Reputation: 359
So I am currently trying to gather tweets on a specific location and then analyse what is going on in that location from the tweets gathered. My task basically involves a lot of data mining.
The main problem I have come across however is gathering enough tweets that will allow me to make a judgement.
I have been using the Twitter Streaming API, however this only gives 1% of all the tweets which is far from enough. I mined 100,000 tweets and very little were in English let alone related to the location I was looking for.
I have also noticed that twitter rate limits how often you can call a method via their API. How are sites like trendsmap.com working? Are they somehow accessing a larger data set?
Edit: Ok, so I have tried to use the geolocation feature in the twiiter4j API. Turns out the rate limits can be avoided if you are careful with your implementation. The amount of people however that actually have the geolocation feature turned on when tweeting is very low. This therefore does not represent people in that area. I seem to be getting the same tweets every single time.
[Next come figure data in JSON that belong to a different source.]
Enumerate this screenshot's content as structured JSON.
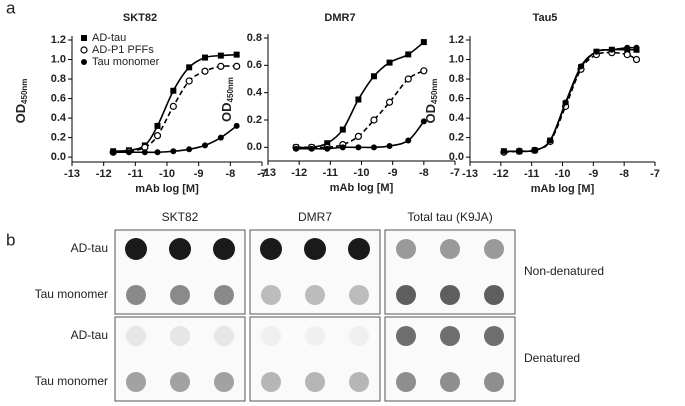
{
  "panel_labels": [
    "a",
    "b"
  ],
  "chart_data": [
    {
      "type": "line",
      "title": "SKT82",
      "xlabel": "mAb log [M]",
      "ylabel": {
        "main": "OD",
        "sub": "450nm"
      },
      "xlim": [
        -13,
        -7
      ],
      "xticks": [
        -13,
        -12,
        -11,
        -10,
        -9,
        -8,
        -7
      ],
      "ylim": [
        -0.05,
        1.2
      ],
      "yticks": [
        {
          "value": 0,
          "label": "0.0"
        },
        0.2,
        0.4,
        0.6,
        0.8,
        {
          "value": 1,
          "label": "1.0"
        },
        1.2
      ],
      "legend": "upper left",
      "x": [
        -11.7,
        -11.2,
        -10.7,
        -10.3,
        -9.8,
        -9.3,
        -8.8,
        -8.3,
        -7.8
      ],
      "series": [
        {
          "name": "AD-tau",
          "color": "#000000",
          "marker": "square",
          "line_style": "solid",
          "values": [
            0.06,
            0.07,
            0.12,
            0.32,
            0.68,
            0.92,
            1.02,
            1.04,
            1.05
          ]
        },
        {
          "name": "AD-P1 PFFs",
          "color": "#000000",
          "marker": "open-circle",
          "line_style": "dashed",
          "values": [
            0.05,
            0.06,
            0.1,
            0.22,
            0.52,
            0.78,
            0.88,
            0.93,
            0.93
          ]
        },
        {
          "name": "Tau monomer",
          "color": "#000000",
          "marker": "circle",
          "line_style": "solid",
          "values": [
            0.05,
            0.05,
            0.05,
            0.05,
            0.06,
            0.08,
            0.12,
            0.2,
            0.32
          ]
        }
      ]
    },
    {
      "type": "line",
      "title": "DMR7",
      "xlabel": "mAb log [M]",
      "ylabel": {
        "main": "OD",
        "sub": "450nm"
      },
      "xlim": [
        -13,
        -7
      ],
      "xticks": [
        -13,
        -12,
        -11,
        -10,
        -9,
        -8,
        -7
      ],
      "ylim": [
        -0.1,
        0.8
      ],
      "yticks": [
        {
          "value": 0,
          "label": "0.0"
        },
        0.2,
        0.4,
        0.6,
        0.8
      ],
      "x": [
        -12.1,
        -11.6,
        -11.1,
        -10.6,
        -10.1,
        -9.6,
        -9.1,
        -8.5,
        -8.0
      ],
      "series": [
        {
          "color": "#000000",
          "marker": "square",
          "line_style": "solid",
          "values": [
            0.0,
            0.0,
            0.03,
            0.13,
            0.35,
            0.52,
            0.62,
            0.68,
            0.77
          ]
        },
        {
          "color": "#000000",
          "marker": "open-circle",
          "line_style": "dashed",
          "values": [
            0.0,
            0.0,
            0.0,
            0.02,
            0.08,
            0.2,
            0.33,
            0.5,
            0.56
          ]
        },
        {
          "color": "#000000",
          "marker": "circle",
          "line_style": "solid",
          "values": [
            -0.01,
            -0.01,
            -0.01,
            0.0,
            0.0,
            0.0,
            0.01,
            0.05,
            0.19
          ]
        }
      ]
    },
    {
      "type": "line",
      "title": "Tau5",
      "xlabel": "mAb log [M]",
      "ylabel": {
        "main": "OD",
        "sub": "450nm"
      },
      "xlim": [
        -13,
        -7
      ],
      "xticks": [
        -13,
        -12,
        -11,
        -10,
        -9,
        -8,
        -7
      ],
      "ylim": [
        -0.05,
        1.2
      ],
      "yticks": [
        {
          "value": 0,
          "label": "0.0"
        },
        0.2,
        0.4,
        0.6,
        0.8,
        {
          "value": 1,
          "label": "1.0"
        },
        1.2
      ],
      "x": [
        -11.9,
        -11.4,
        -10.9,
        -10.4,
        -9.9,
        -9.4,
        -8.9,
        -8.4,
        -7.9,
        -7.6
      ],
      "series": [
        {
          "color": "#000000",
          "marker": "square",
          "line_style": "solid",
          "values": [
            0.06,
            0.06,
            0.07,
            0.17,
            0.55,
            0.92,
            1.08,
            1.1,
            1.1,
            1.1
          ]
        },
        {
          "color": "#000000",
          "marker": "open-circle",
          "line_style": "dashed",
          "values": [
            0.05,
            0.06,
            0.07,
            0.16,
            0.52,
            0.9,
            1.05,
            1.07,
            1.05,
            1.0
          ]
        },
        {
          "color": "#000000",
          "marker": "circle",
          "line_style": "solid",
          "values": [
            0.06,
            0.06,
            0.07,
            0.17,
            0.56,
            0.93,
            1.08,
            1.1,
            1.12,
            1.12
          ]
        }
      ]
    }
  ],
  "blot": {
    "columns": [
      "SKT82",
      "DMR7",
      "Total tau (K9JA)"
    ],
    "groups": [
      {
        "label": "Non-denatured",
        "rows": [
          "AD-tau",
          "Tau monomer"
        ],
        "dot_colors": [
          [
            "#1a1a1a",
            "#8a8a8a"
          ],
          [
            "#1a1a1a",
            "#bcbcbc"
          ],
          [
            "#9a9a9a",
            "#5e5e5e"
          ]
        ]
      },
      {
        "label": "Denatured",
        "rows": [
          "AD-tau",
          "Tau monomer"
        ],
        "dot_colors": [
          [
            "#e6e6e6",
            "#a2a2a2"
          ],
          [
            "#f0f0f0",
            "#b6b6b6"
          ],
          [
            "#6e6e6e",
            "#8e8e8e"
          ]
        ]
      }
    ]
  }
}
Twitter does offer a search operator "near" which works great on their website. However they have not included this functionality in their API as far as I can tell.
Upvotes: 2
Views: 648
Reputation: 14324
If you are searching using the Twitter API you can restrict your searches to a specific geolocation using the geocode
option.
You can use result_type=recent
to ensure you're only getting the most recent tweets.
The maximum count
- that is, number of tweets per request - is 100.
The current limit on number of search requests per hour is 450.
So, that's a maximum of 45,000 tweets per hour - is that enough for you?
tl:dr - use the most restrictive set of search parameters to limit the results to those you actually need.
Upvotes: 2